1945
Sieben Tage hat die Woche,
jeder Tag ist schwer und grau.
Jeder Tag ist voller Sorgen,
nur die Nacht gibt Trost, im Schlaf.
Bester Gast ist jetzt der Hunger
und er bleibt den ganzen Tag.
Kinder liegen in den Betten,
aus Ermattung still und brav.
Vater ackert auf den Feldern
für ein Ei, ein Butterbrot.
Mutter sammelt in den Wäldern
Holz, damit er raucht, der Schlot.
Dennoch hatten wir es besser
als so viele in dem Land,
dessen Herz war weg, verschwunden,
dessen Seele war verbrannt.
Sieben Tage hat die Woche,
jeder Tag war schwer und grau.
1963
Sieben Tage hat die Woche,
einer nur geht schnell vorbei.
Montag ist der erste, schlimmste,
reißt mich aus dem kurzen Schlaf.
Dienstag keine Stunde besser,
pünktlich schreit die Weckeruhr.
Mittwoch denk ich: "Bald ist Sonntag,
noch drei Tage, schaff ich schon."
Donnerstag, es winkt der Zahltag,
meine Börse: völlig leer.
Freitag: Freude, frische Kohle,
Nachschub bis zum Donnerstag.
Samstag, endlich, halber Schafftag,
Bundesliga, Freunde, Bier!
Sonntag darf ich lange schlafen,
Sonntag ist ein F(r)eiertag.
Sieben Tage hat die Woche,
Sechs davon: Ein Einerlei.
2018
Sieben Tage hat die Woche,
alle gehen schnell vorbei.
Montag ist ein Wichtigtuer,
gibt das Heft mir in die Hand.
Dienstag ist, so wie der Montag,
frisch und frei und dichterisch.
Mittwoch ist die dritte Perle
auf der Woche Perlenband.
Drei-Silben-Monster Donnerstag,
Verse auch mit dir ich mag.
Freitag ist, wie deine Brüder,
rentnerfreundlich, nachdenklich.
Samstag bringt die feine Wende:
Draußenarbeit, dicht am See.
Sonntag, Chef am Wochenende,
lädt was kommen will gern ein.
Sieben Tage hat die Woche,
keiner kennt das Einerlei.
Früher war nicht alles besser,
heute geht es uns doch gut,
uns, den Alten, die noch leben,
die zum Kriegsende gebor'n.
Schlimmer war es für die andern,
die im Kriege litten Not,
die, die alles was sie hatten,
geben mussten und verlor'n.
Gerecht war es noch nie, das Leben,
dies glaube ich, und sehe ein:
Mir hat es Gutes oft gegeben.
Den meisten, die jetzt nach mir kommen,
wird vorgegaukelt und genommen...
Das Leben ist verflucht gemein.
"Helft euch selbst!", sagt es den Jungen
einer angeschlagnen Welt...
Mögt ihr Jungen was erfinden,
damit sie nicht in Stücke fällt.
© Willi Grigor, 2018
Aus dem Leben
Kommentare
Dein sehr gutes Gedicht - beeindruckt mich von Anfang bis Ende, ich stimme ganz und gar zu, Willi,
und schicke Dir herzllche Grüße dahin, wo Du grade bist -
Marie
GerechtER könnt man wohl es machen -
Doch leider macht der Mensch gern Sachen ...
LG Axel
Ja, so war es. Eine rasante Entwicklung bis jetzt. Ein Spiegelbild unseres eigenen Lebens. Wir haben viel Schlimmes erlebt, und, wie Du auch schreibst, viel Gutes. Manchmal fürchte ich mich vor dem, was auf unsere Enkel zukommt.

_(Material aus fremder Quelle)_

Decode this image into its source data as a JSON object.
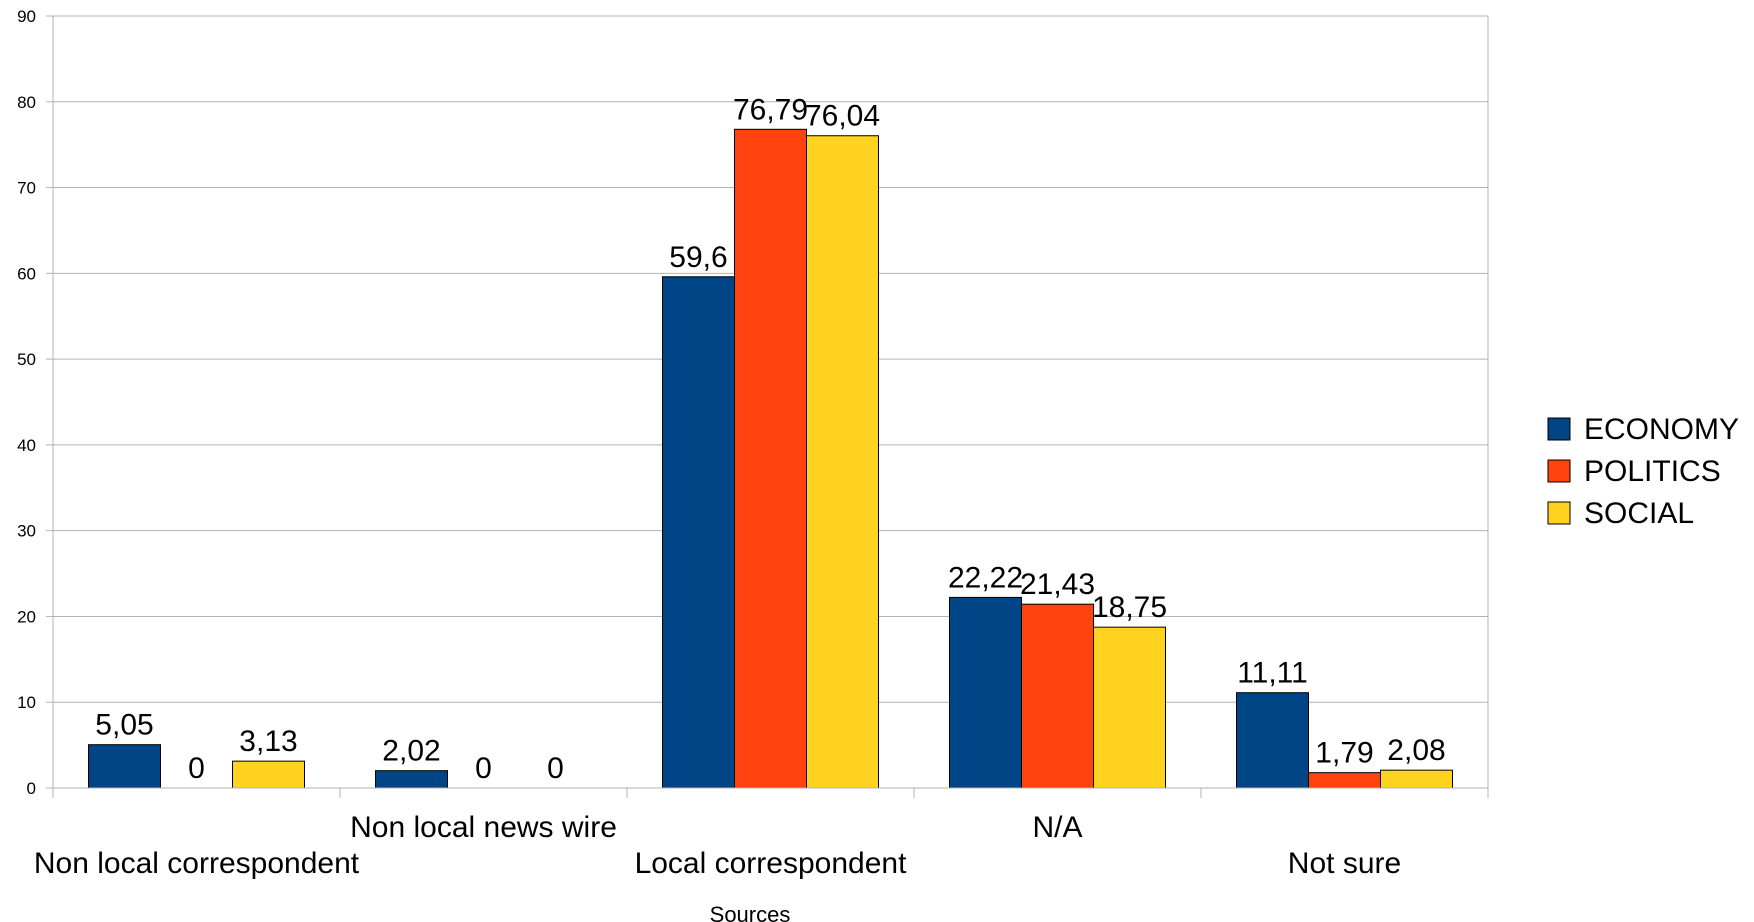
{
  "chart_data": {
    "type": "bar",
    "title": "",
    "xlabel": "Sources",
    "ylabel": "",
    "ylim": [
      0,
      90
    ],
    "yticks": [
      0,
      10,
      20,
      30,
      40,
      50,
      60,
      70,
      80,
      90
    ],
    "grid": true,
    "legend_position": "right",
    "categories": [
      "Non local correspondent",
      "Non local news wire",
      "Local correspondent",
      "N/A",
      "Not sure"
    ],
    "series": [
      {
        "name": "ECONOMY",
        "color": "#004586",
        "values": [
          5.05,
          2.02,
          59.6,
          22.22,
          11.11
        ],
        "labels": [
          "5,05",
          "2,02",
          "59,6",
          "22,22",
          "11,11"
        ]
      },
      {
        "name": "POLITICS",
        "color": "#ff420e",
        "values": [
          0,
          0,
          76.79,
          21.43,
          1.79
        ],
        "labels": [
          "0",
          "0",
          "76,79",
          "21,43",
          "1,79"
        ]
      },
      {
        "name": "SOCIAL",
        "color": "#ffd320",
        "values": [
          3.13,
          0,
          76.04,
          18.75,
          2.08
        ],
        "labels": [
          "3,13",
          "0",
          "76,04",
          "18,75",
          "2,08"
        ]
      }
    ]
  }
}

Ein wunderbares Gedicht, ich habe es mehrfach gelesen.
herzliche Grüße, Susanna
Danke, liebe Kolleginnen/Kollege für Eure zustimmenden Kommentare.
Herzliche Grüße aus einem z. Z. wahrlich sommerlichen Norden
Willi
Mit welcher Leichtigkeit und Heiterkeit Du Dein Jahr 2018 in Versen beschreibst, lieber Willi, wunderbar und so versöhnlich nach der schweren Nachkriegszeit, in Deinen Texten schwingen immer Hoffnung und Dankbarkeit mit. Ich danke Dir dafür!
Vorsommerliche Grüße vom Berliner Meer, Monika
Vielen Dank, liebe Monika, für Deine freundlichen Worte.
"Wenn Unbill durch spätes Glück ausradiert wird,
ist es nicht so schwer, Dankbarkeit zu zeigen.
Das Umgekehrte wäre die schlechtere Alternative."